La 24 Ore di Le Mans

Se c’è una competizione motoristica che ha contribuito concretamente all’evoluzione dell’automobile di tutti i giorni, questa è senza dubbio la 24 Ore di Le Mans. Una gara nata nel 1923 proprio per permettere all’ancora giovane industria automobilistica di provare i suoi modelli di serie nelle severe condizioni proprie di una competizione che durava uno sproposito … ben 24 ore!

Per la prima volta si iniziò a correre di notte e nelle condizioni mutevoli tipiche di quella parte della Francia prossima alla Bretagna e quindi all’Atlantico. Il buio permise alle Case di sviluppare impianti d’illuminazione sempre più efficienti, la pioggia (frequente, specie di notte) fece sì, ad esempio, che i tergicristalli, prima azionati manualmente, divenissero elettrici.

I freni a disco ad uso automobilistico fecero il loro debutto, tra molto scetticismo, alla 24 Ore del 1955 montati sulle Jaguar ufficiali. Qualche anno più tardi un’altra casa inglese, la Rover, tentò l’esperimento del motore a turbina, ripreso timidamente dalla Formula 1 solo molto dopo. Fu sul lunghissimo rettilineo dell’Hunaudières (quasi sette chilometri, ora rallentato da due chicane per motivi di sicurezza) che i progettisti cominciarono ad intuire l’importanza dell’aerodinamica in campo automobilistico: dapprima con soluzioni artigianali dettate dall’intuizione, poi con ali, pinne e prese d’aria sempre più sofisticate.

Oggi la sfida tecnologica è tra vetture dotate di motori (diesel e benzina) ibridi, che, contrariamente alla Formula 1, portano avanti varie soluzioni di recupero e di sfruttamento d’energia. Power unit ben più sofisticate di quelle che la Formula 1 sta cercando di sviluppare, che hanno ormai dimostrato di essere affidabili, efficienti, potenti.

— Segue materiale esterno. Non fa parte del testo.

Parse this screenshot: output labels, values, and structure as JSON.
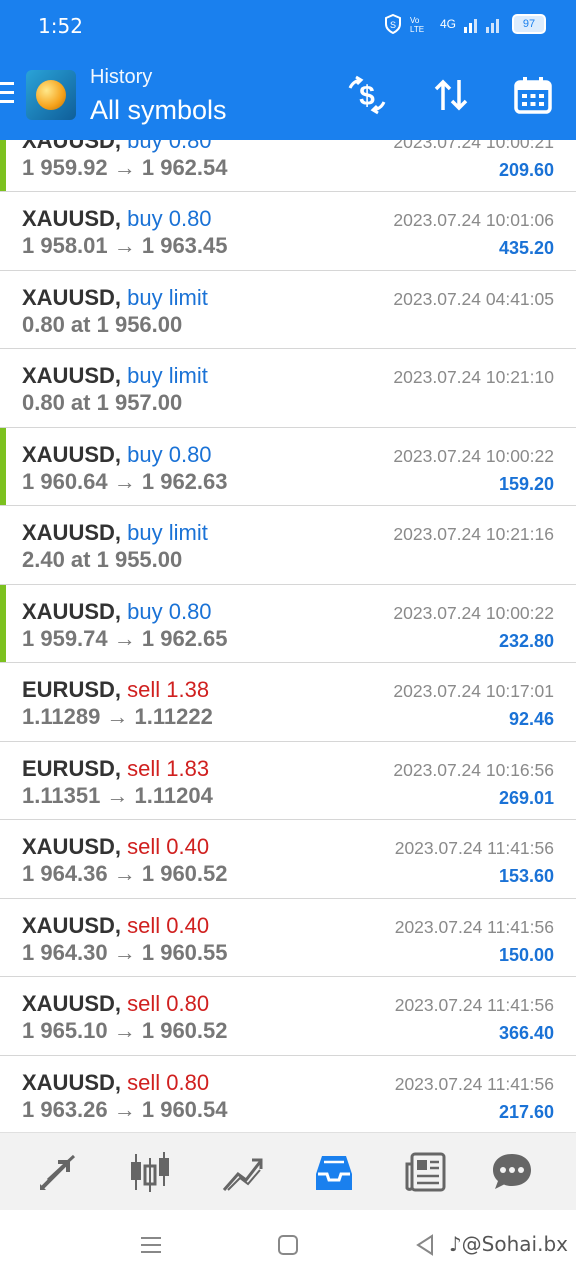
{
  "status_bar": {
    "time": "1:52",
    "network": "4G",
    "battery": "97"
  },
  "app_bar": {
    "subtitle": "History",
    "title": "All symbols"
  },
  "deals": [
    {
      "symbol": "XAUUSD,",
      "side": "buy 0.80",
      "side_type": "buy",
      "prices": "1 959.92 → 1 962.54",
      "date": "2023.07.24 10:00:21",
      "profit": "209.60",
      "bar": true,
      "partial": true
    },
    {
      "symbol": "XAUUSD,",
      "side": "buy 0.80",
      "side_type": "buy",
      "prices": "1 958.01 → 1 963.45",
      "date": "2023.07.24 10:01:06",
      "profit": "435.20",
      "bar": false
    },
    {
      "symbol": "XAUUSD,",
      "side": "buy limit",
      "side_type": "buy",
      "prices": "0.80 at 1 956.00",
      "date": "2023.07.24 04:41:05",
      "profit": "",
      "bar": false
    },
    {
      "symbol": "XAUUSD,",
      "side": "buy limit",
      "side_type": "buy",
      "prices": "0.80 at 1 957.00",
      "date": "2023.07.24 10:21:10",
      "profit": "",
      "bar": false
    },
    {
      "symbol": "XAUUSD,",
      "side": "buy 0.80",
      "side_type": "buy",
      "prices": "1 960.64 → 1 962.63",
      "date": "2023.07.24 10:00:22",
      "profit": "159.20",
      "bar": true
    },
    {
      "symbol": "XAUUSD,",
      "side": "buy limit",
      "side_type": "buy",
      "prices": "2.40 at 1 955.00",
      "date": "2023.07.24 10:21:16",
      "profit": "",
      "bar": false
    },
    {
      "symbol": "XAUUSD,",
      "side": "buy 0.80",
      "side_type": "buy",
      "prices": "1 959.74 → 1 962.65",
      "date": "2023.07.24 10:00:22",
      "profit": "232.80",
      "bar": true
    },
    {
      "symbol": "EURUSD,",
      "side": "sell 1.38",
      "side_type": "sell",
      "prices": "1.11289 → 1.11222",
      "date": "2023.07.24 10:17:01",
      "profit": "92.46",
      "bar": false
    },
    {
      "symbol": "EURUSD,",
      "side": "sell 1.83",
      "side_type": "sell",
      "prices": "1.11351 → 1.11204",
      "date": "2023.07.24 10:16:56",
      "profit": "269.01",
      "bar": false
    },
    {
      "symbol": "XAUUSD,",
      "side": "sell 0.40",
      "side_type": "sell",
      "prices": "1 964.36 → 1 960.52",
      "date": "2023.07.24 11:41:56",
      "profit": "153.60",
      "bar": false
    },
    {
      "symbol": "XAUUSD,",
      "side": "sell 0.40",
      "side_type": "sell",
      "prices": "1 964.30 → 1 960.55",
      "date": "2023.07.24 11:41:56",
      "profit": "150.00",
      "bar": false
    },
    {
      "symbol": "XAUUSD,",
      "side": "sell 0.80",
      "side_type": "sell",
      "prices": "1 965.10 → 1 960.52",
      "date": "2023.07.24 11:41:56",
      "profit": "366.40",
      "bar": false
    },
    {
      "symbol": "XAUUSD,",
      "side": "sell 0.80",
      "side_type": "sell",
      "prices": "1 963.26 → 1 960.54",
      "date": "2023.07.24 11:41:56",
      "profit": "217.60",
      "bar": false
    }
  ],
  "bottom_nav": [
    {
      "name": "trade-icon"
    },
    {
      "name": "chart-candles-icon"
    },
    {
      "name": "trend-icon"
    },
    {
      "name": "history-inbox-icon",
      "active": true
    },
    {
      "name": "news-icon"
    },
    {
      "name": "chat-icon"
    }
  ],
  "colors": {
    "accent": "#1a80ee",
    "buy": "#1a72d6",
    "sell": "#d0201f",
    "bar": "#7cc11f"
  },
  "watermark": "♪@Sohai.bx"
}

Ma la 24 Ore di Le Mans è soprattutto passione… una passione ben palpabile in pista e sulle tribune, di giorno e nelle ore notturne. Una kermesse che nasce in pista e si trasmette agli oltre 200mila e passa spettatori stipati sulle tribune e sulle gradinate. Perché a Le Mans non si va per vedere una gara ma per viverla, per esserne parte. Una Woodstock motoristica, con i suoi eccessi e con i suoi entusiasmi, ma sempre a misura di famiglia.

“Qui nasce la leggenda”: è la scritta che campeggia all’ingresso dell’autodromo. Ed è proprio vero.